Johnson was born in 1866 and worked as a stenographer and reporter before embarking on a legal career in his hometown of Sacramento. After he moved to San Francisco, he worked as an assistant district attorney and gained statewide renown for his prosecutions of public corruption. On the back of this popularity, Johnson won the 1910 California gubernatorial election with the backing of the progressive Lincoln–Roosevelt League. He instituted several progressive reforms, establishing a railroad commission and introducing aspects of direct democracy, such as the power to recall state officials. Having joined with Theodore Roosevelt and other progressives to form the Progressive Party, Johnson won the party's 1912 vice-presidential nomination. In one of the best third-party performances in U.S. history, the ticket finished second nationally in the popular and electoral votes.
Johnson was elected to the U.S. Senate in 1916, becoming a leader of the chamber's Progressive Republicans.

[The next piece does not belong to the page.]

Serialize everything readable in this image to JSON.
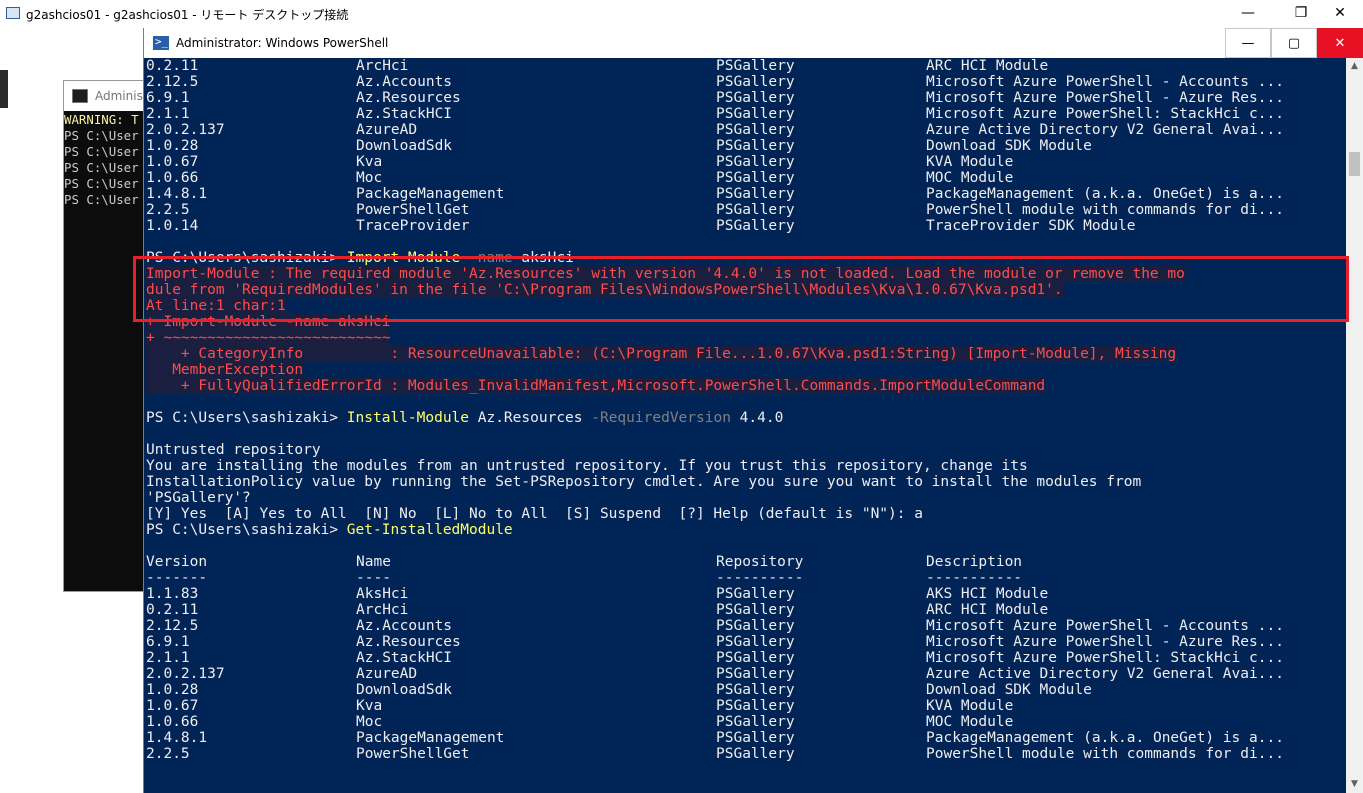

He made his biggest mark in the Senate as an early voice for isolationism but voted for U.S. entry into World War I. He opposed U.S. participation in the League of Nations. He unsuccessfully sought the Republican presidential nomination in 1920 and 1924. Although he supported Democratic nominee Franklin D. Roosevelt in the 1932 presidential election and many of the New Deal programs, by November 1936 he had become hostile to Roosevelt, whom he viewed as a potential dictator. He remained in the Senate until his death in 1945.